このまま終わってしまったらやはり僕のせいになるんだろーなー。
「ふっふっふ、遂に時は来たり、我が真の姿を見せる時が来た」
そう思って下を向いていたら、次の回の先頭バッターのキャプテンが訳の分からないことを言いながらバッターボックスに向かっていく。
「何言ってんだお前は?いいから早く行けよ!」
当然ナインからはキツめのツッコミが飛んでいた。
「豆腐の角に頭ぶつけろ!」
「うどんで首吊れ!」
皆んなのツッコミのセンスに、思わず笑みが溢れてしまう。
「相変わらずウチのキャプテン酷い言われようだなー」
「アイツが元気なうちは負けムードにならないから助かるよ」
キャプテンを見て思った感想をポロッと口に出すと、吉田コーチはそんな事を言ってきた。
『打ったー、三遊間破ったー、レフト前ヒットー、耶麻高校反撃開始です』
「第一進化達成じゃー!」
第一進化?
「何だ?第一進化って?アイツはゲームのキャラにでもなった気でいるのか?」
「なんか知らねーけど、いいぞー、アホアホ打法ー」
「アホアホ打法炸裂じゃー!」
「変な命名すんなー!」
ホントうちのキャプテンは面白いよなー、逆転されて重々しいムードだったのに一気に一変したよ。
わざとやってんのかなー?僕の沈んでいる顔を見てわざとやってるのかなー?
天然だとしても、計算だとしてもあの愛され力は本当に凄い。僕があんな事を言ったら皆んな同じように突っ込んでくれるのだろうか?
「よーし、僕も続くぞー」
キャプテンに触発されたのか、山下君も気合い十分でバッターボックスに向かっていく。
『ストライーク』
相変わらずえげつないボール投げてくるなー。あんなのまともに打ったら骨折れそうなんだけどと思ったが、山下君はファールで粘るだけ粘っているようだった。
『打ったー、セカンドの頭を越えてセンター前ヒットー、バットの先端に当たった打球が内野の頭を越えてセンター前に落ちましたー、ノーアウトでランナー1、2塁です。耶麻高校同点のランナーを出しましたー』
「見たかー、アホアホ打法ツー」
「隼人、ナイバッチィ、つーかその名前でいいんかい!」
「アイツもアホだからな」
「皆んな真面目にやろーぜ」
「無理だろ、良太と隼人だぜ」
「山下君も酷い言われようですね」
「それでもヒットを打つんだから不思議な奴らだ」
そこで僕にも打順回ってくるかもと思い、バットを手に取り集中力を高める。打たれた分は打ち返すしかないと思い祈りを捧げる。

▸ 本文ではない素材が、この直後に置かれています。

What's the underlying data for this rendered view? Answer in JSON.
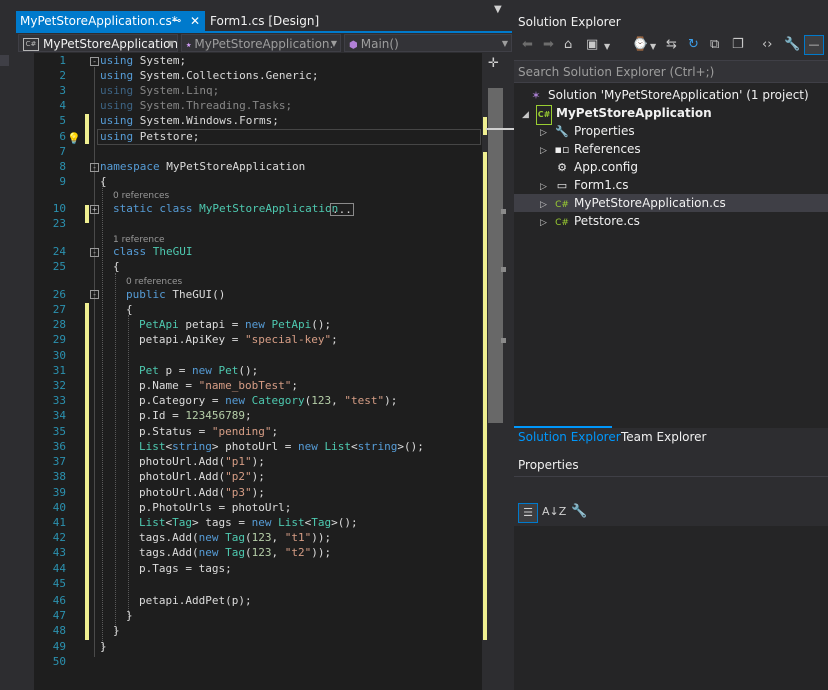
{
  "tabs": {
    "active_label": "MyPetStoreApplication.cs*",
    "pin_icon": "pin-icon",
    "close_icon": "close-icon",
    "second_label": "Form1.cs [Design]"
  },
  "nav": {
    "project": "MyPetStoreApplication",
    "class": "MyPetStoreApplication.",
    "member": "Main()"
  },
  "code": {
    "line_numbers": [
      "1",
      "2",
      "3",
      "4",
      "5",
      "6",
      "7",
      "8",
      "9",
      "10",
      "23",
      "24",
      "25",
      "26",
      "27",
      "28",
      "29",
      "30",
      "31",
      "32",
      "33",
      "34",
      "35",
      "36",
      "37",
      "38",
      "39",
      "40",
      "41",
      "42",
      "43",
      "44",
      "45",
      "46",
      "47",
      "48",
      "49",
      "50"
    ],
    "refs": {
      "r10": "0 references",
      "r24": "1 reference",
      "r26": "0 references"
    },
    "l1": [
      "using",
      " System;"
    ],
    "l2": [
      "using",
      " System.Collections.Generic;"
    ],
    "l3": [
      "using",
      " System.Linq;"
    ],
    "l4": [
      "using",
      " System.Threading.Tasks;"
    ],
    "l5": [
      "using",
      " System.Windows.Forms;"
    ],
    "l6": [
      "using",
      " Petstore;"
    ],
    "l8": [
      "namespace",
      " MyPetStoreApplication"
    ],
    "l9": "{",
    "l10": [
      "static",
      " ",
      "class",
      " ",
      "MyPetStoreApplication",
      "..."
    ],
    "l24": [
      "class",
      " ",
      "TheGUI"
    ],
    "l25": "{",
    "l26": [
      "public",
      " TheGUI()"
    ],
    "l27": "{",
    "l28": [
      "PetApi",
      " petapi = ",
      "new",
      " ",
      "PetApi",
      "();"
    ],
    "l29": [
      "petapi.ApiKey = ",
      "\"special-key\"",
      ";"
    ],
    "l31": [
      "Pet",
      " p = ",
      "new",
      " ",
      "Pet",
      "();"
    ],
    "l32": [
      "p.Name = ",
      "\"name_bobTest\"",
      ";"
    ],
    "l33": [
      "p.Category = ",
      "new",
      " ",
      "Category",
      "(",
      "123",
      ", ",
      "\"test\"",
      ");"
    ],
    "l34": [
      "p.Id = ",
      "123456789",
      ";"
    ],
    "l35": [
      "p.Status = ",
      "\"pending\"",
      ";"
    ],
    "l36": [
      "List",
      "<",
      "string",
      "> photoUrl = ",
      "new",
      " ",
      "List",
      "<",
      "string",
      ">();"
    ],
    "l37": [
      "photoUrl.Add(",
      "\"p1\"",
      ");"
    ],
    "l38": [
      "photoUrl.Add(",
      "\"p2\"",
      ");"
    ],
    "l39": [
      "photoUrl.Add(",
      "\"p3\"",
      ");"
    ],
    "l40": "p.PhotoUrls = photoUrl;",
    "l41": [
      "List",
      "<",
      "Tag",
      "> tags = ",
      "new",
      " ",
      "List",
      "<",
      "Tag",
      ">();"
    ],
    "l42": [
      "tags.Add(",
      "new",
      " ",
      "Tag",
      "(",
      "123",
      ", ",
      "\"t1\"",
      "));"
    ],
    "l43": [
      "tags.Add(",
      "new",
      " ",
      "Tag",
      "(",
      "123",
      ", ",
      "\"t2\"",
      "));"
    ],
    "l44": "p.Tags = tags;",
    "l46": "petapi.AddPet(p);",
    "l47": "}",
    "l48": "}",
    "l49": "}"
  },
  "solution_explorer": {
    "title": "Solution Explorer",
    "search_placeholder": "Search Solution Explorer (Ctrl+;)",
    "solution_label": "Solution 'MyPetStoreApplication' (1 project)",
    "project_label": "MyPetStoreApplication",
    "items": [
      {
        "label": "Properties",
        "icon": "wrench-icon"
      },
      {
        "label": "References",
        "icon": "references-icon"
      },
      {
        "label": "App.config",
        "icon": "config-file-icon"
      },
      {
        "label": "Form1.cs",
        "icon": "form-icon"
      },
      {
        "label": "MyPetStoreApplication.cs",
        "icon": "csharp-file-icon"
      },
      {
        "label": "Petstore.cs",
        "icon": "csharp-file-icon"
      }
    ]
  },
  "bottom_tabs": {
    "solution_explorer": "Solution Explorer",
    "team_explorer": "Team Explorer"
  },
  "properties": {
    "title": "Properties"
  },
  "colors": {
    "accent": "#007acc",
    "editor_bg": "#1e1e1e",
    "keyword": "#569cd6",
    "type": "#4ec9b0",
    "string": "#d69d85",
    "number": "#b5cea8",
    "line_number": "#2b91af",
    "change_marker": "#efef91"
  }
}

『西口選手送りバントを決め、ワンナウトでランナー2、3塁です』
『先ほどは見事なバントエンドランを決められてしまいましたからねー、ここはきっちりランナーの動きを見てから送球しました』
『そして再三好返球を見せている太田選手を迎えます。ワンヒットで同点の場面です。どちらに軍配が上がるか』
ワンナウトでランナー2、3塁。スクイズも考えられる場面なのだが、吉田コーチはサインを送る様子はないようだった。
太田君の打力に任せるという事なのだろうか?太田君もピッチャーなので僕と一緒で打つ練習はそんなにしてきていない。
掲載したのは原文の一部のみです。